J'estime que l'on navigue socialement en pleine hypocrisie. La porno est devenue un incontournable sur Internet et, malgré les dommages psychologiques dont on l'accuse sans toutefois faire l'unanimité, aucune autorité étasunienne ou canadienne ne semble vouloir lever le petit doigt pour l'encadrer, la baliser, la civiliser, lui imposer le super domaine .xxx ou forcer une grande enquête internationale. Que les politiciens soient de droite comme de gauche, nord-américains, asiatiques ou européens, ils laissent le débat filer à hue et à dia.

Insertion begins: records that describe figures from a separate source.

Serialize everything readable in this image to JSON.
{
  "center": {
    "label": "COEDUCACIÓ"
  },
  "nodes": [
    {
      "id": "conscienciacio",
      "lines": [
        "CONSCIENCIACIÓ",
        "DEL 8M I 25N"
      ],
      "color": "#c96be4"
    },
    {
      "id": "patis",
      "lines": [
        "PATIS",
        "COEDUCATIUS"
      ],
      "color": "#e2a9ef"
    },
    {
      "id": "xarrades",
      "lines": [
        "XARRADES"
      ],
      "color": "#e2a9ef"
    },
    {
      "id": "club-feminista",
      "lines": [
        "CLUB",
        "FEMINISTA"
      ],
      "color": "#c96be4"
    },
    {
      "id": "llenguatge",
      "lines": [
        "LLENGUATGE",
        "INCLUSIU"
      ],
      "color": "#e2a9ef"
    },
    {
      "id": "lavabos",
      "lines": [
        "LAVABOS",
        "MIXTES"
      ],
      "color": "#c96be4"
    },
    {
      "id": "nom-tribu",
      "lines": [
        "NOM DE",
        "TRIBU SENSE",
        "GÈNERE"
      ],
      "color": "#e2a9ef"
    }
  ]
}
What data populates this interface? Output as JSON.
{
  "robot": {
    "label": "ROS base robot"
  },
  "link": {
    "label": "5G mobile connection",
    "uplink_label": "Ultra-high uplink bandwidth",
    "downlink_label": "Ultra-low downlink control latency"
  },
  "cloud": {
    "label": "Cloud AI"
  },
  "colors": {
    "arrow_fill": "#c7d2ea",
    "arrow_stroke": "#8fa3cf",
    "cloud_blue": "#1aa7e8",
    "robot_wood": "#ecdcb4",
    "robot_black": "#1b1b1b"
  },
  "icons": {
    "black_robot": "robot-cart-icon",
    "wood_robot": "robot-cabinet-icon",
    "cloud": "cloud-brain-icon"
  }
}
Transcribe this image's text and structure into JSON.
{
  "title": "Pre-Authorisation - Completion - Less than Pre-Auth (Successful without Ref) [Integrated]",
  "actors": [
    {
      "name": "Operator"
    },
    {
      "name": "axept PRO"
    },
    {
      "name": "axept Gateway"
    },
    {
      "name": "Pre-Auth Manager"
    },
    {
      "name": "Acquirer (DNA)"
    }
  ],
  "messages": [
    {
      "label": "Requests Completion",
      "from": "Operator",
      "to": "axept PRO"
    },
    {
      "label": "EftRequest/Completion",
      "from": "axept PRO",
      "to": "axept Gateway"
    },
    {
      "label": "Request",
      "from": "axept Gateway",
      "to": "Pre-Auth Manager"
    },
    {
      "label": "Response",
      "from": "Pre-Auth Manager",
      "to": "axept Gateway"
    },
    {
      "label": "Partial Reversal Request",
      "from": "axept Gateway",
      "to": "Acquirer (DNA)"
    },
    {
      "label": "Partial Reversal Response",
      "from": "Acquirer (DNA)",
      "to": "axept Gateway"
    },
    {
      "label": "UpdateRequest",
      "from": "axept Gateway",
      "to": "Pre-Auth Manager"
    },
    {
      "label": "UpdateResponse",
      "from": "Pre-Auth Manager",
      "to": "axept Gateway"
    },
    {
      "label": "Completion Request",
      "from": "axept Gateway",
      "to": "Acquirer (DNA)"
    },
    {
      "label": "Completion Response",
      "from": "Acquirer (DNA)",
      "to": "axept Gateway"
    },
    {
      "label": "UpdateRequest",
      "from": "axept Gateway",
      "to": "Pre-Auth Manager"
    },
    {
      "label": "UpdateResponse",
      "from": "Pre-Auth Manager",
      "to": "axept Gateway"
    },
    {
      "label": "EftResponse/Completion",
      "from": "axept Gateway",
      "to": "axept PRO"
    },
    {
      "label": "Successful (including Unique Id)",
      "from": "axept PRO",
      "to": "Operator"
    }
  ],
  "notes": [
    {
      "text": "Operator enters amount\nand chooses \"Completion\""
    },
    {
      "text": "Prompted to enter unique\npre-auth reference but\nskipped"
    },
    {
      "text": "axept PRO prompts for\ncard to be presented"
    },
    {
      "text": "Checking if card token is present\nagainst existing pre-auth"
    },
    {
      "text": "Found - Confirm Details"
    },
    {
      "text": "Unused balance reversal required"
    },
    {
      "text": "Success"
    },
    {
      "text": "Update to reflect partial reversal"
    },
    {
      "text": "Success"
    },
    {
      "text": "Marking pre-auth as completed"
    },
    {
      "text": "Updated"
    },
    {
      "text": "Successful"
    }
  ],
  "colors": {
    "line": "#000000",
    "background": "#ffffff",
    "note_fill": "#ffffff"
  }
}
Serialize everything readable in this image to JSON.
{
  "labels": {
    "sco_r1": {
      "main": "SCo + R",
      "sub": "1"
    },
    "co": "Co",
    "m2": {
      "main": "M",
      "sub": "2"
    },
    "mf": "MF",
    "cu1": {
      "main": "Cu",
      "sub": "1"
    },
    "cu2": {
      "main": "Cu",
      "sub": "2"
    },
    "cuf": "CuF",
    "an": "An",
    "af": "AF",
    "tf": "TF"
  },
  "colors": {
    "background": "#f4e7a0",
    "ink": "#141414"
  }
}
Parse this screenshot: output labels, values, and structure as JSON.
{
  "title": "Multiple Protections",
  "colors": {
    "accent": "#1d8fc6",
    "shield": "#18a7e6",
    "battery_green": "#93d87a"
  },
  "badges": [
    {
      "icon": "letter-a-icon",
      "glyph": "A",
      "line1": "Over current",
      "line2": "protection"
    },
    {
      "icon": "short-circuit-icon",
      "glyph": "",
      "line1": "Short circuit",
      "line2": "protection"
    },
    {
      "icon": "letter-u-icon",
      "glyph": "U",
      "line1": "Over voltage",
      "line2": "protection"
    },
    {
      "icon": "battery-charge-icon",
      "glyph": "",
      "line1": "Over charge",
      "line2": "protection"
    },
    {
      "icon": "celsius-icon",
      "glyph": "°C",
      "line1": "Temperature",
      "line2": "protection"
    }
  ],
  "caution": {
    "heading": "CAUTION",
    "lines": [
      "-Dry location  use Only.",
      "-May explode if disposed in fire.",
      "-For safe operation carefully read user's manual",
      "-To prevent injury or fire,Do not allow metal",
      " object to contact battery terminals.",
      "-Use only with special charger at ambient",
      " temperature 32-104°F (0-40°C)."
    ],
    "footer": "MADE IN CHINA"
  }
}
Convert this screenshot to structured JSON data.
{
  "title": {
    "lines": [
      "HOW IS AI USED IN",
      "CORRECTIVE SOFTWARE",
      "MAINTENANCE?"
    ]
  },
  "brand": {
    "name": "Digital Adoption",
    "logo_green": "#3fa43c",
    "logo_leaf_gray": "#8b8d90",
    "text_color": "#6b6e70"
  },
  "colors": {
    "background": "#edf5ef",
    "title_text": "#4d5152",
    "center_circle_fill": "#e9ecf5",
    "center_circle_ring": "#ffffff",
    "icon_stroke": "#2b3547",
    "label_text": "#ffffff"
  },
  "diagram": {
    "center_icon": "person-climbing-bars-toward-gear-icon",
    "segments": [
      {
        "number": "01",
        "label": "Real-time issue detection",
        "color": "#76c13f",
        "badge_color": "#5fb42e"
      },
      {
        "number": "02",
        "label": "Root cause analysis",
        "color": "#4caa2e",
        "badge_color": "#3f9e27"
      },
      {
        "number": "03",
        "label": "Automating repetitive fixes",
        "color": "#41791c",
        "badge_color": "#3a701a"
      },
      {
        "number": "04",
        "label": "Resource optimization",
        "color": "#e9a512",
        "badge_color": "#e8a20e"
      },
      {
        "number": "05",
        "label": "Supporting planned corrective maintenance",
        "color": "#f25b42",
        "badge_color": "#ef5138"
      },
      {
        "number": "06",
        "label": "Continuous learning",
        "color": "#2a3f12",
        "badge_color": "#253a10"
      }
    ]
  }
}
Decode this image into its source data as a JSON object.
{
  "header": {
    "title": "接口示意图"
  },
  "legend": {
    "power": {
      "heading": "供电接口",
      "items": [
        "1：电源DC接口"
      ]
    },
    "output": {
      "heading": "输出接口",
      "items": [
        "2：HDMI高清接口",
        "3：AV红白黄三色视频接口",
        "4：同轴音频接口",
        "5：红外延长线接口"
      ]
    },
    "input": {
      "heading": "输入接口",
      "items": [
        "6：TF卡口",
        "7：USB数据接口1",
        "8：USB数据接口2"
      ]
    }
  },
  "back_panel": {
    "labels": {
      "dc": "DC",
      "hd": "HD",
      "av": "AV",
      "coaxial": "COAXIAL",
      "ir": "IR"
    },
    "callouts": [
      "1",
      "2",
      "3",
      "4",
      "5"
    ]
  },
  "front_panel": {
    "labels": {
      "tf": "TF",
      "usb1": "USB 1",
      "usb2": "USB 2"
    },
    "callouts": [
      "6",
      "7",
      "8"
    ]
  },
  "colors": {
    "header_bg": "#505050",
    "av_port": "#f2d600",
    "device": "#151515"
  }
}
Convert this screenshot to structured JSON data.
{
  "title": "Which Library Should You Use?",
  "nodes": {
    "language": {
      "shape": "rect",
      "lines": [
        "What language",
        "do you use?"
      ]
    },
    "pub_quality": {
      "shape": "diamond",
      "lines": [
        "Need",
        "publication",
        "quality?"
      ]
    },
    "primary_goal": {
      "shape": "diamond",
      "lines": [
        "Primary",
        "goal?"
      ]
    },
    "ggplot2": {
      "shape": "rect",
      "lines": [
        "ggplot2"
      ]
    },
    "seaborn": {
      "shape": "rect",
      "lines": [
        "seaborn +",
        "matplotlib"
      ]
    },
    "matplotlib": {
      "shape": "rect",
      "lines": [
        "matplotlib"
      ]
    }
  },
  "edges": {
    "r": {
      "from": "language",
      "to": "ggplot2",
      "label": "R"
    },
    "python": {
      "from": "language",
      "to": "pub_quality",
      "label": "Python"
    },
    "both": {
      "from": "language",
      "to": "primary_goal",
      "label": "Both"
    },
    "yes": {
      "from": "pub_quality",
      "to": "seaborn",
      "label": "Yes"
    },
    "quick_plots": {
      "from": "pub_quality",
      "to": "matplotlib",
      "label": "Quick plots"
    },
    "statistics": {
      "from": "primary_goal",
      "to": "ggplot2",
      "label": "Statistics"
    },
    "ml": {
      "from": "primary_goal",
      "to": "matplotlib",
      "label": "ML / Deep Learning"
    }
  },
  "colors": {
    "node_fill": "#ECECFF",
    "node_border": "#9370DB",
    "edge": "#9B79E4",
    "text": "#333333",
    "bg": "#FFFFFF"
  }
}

Il faut dire que la porno fait vivre bien du monde, pas seulement en banlieue de Los Angeles, ici même au Québec. De par ses produits dérivés, ses salaires, les taxes qu'elle verse aux états, cette industrie fait l'affaire des gouvernements. Peut-être pas au même titre que le tabac, l'alcool et le jeu, ces dépendances si honnies qui sont taxées à la source, mais elle paie son écot.
S'il y a des inquiétudes, des débuts de théories, des témoignages de victimes, des tendances vers l'empironnage, pourquoi est-ce que nos sociétés modernes et leurs élus font comme si de rien n'était ? S'il n'y a rien d'autre que des dénonciations pieuses ou pudibondes, que l'on passe à autre chose. Mais s'il y a quelque chose de dommageable pour le seul véritable actif dont dispose une société, soit ses enfants et sa relève, qu'on y voit et qu'on prend les moyens nécessaires.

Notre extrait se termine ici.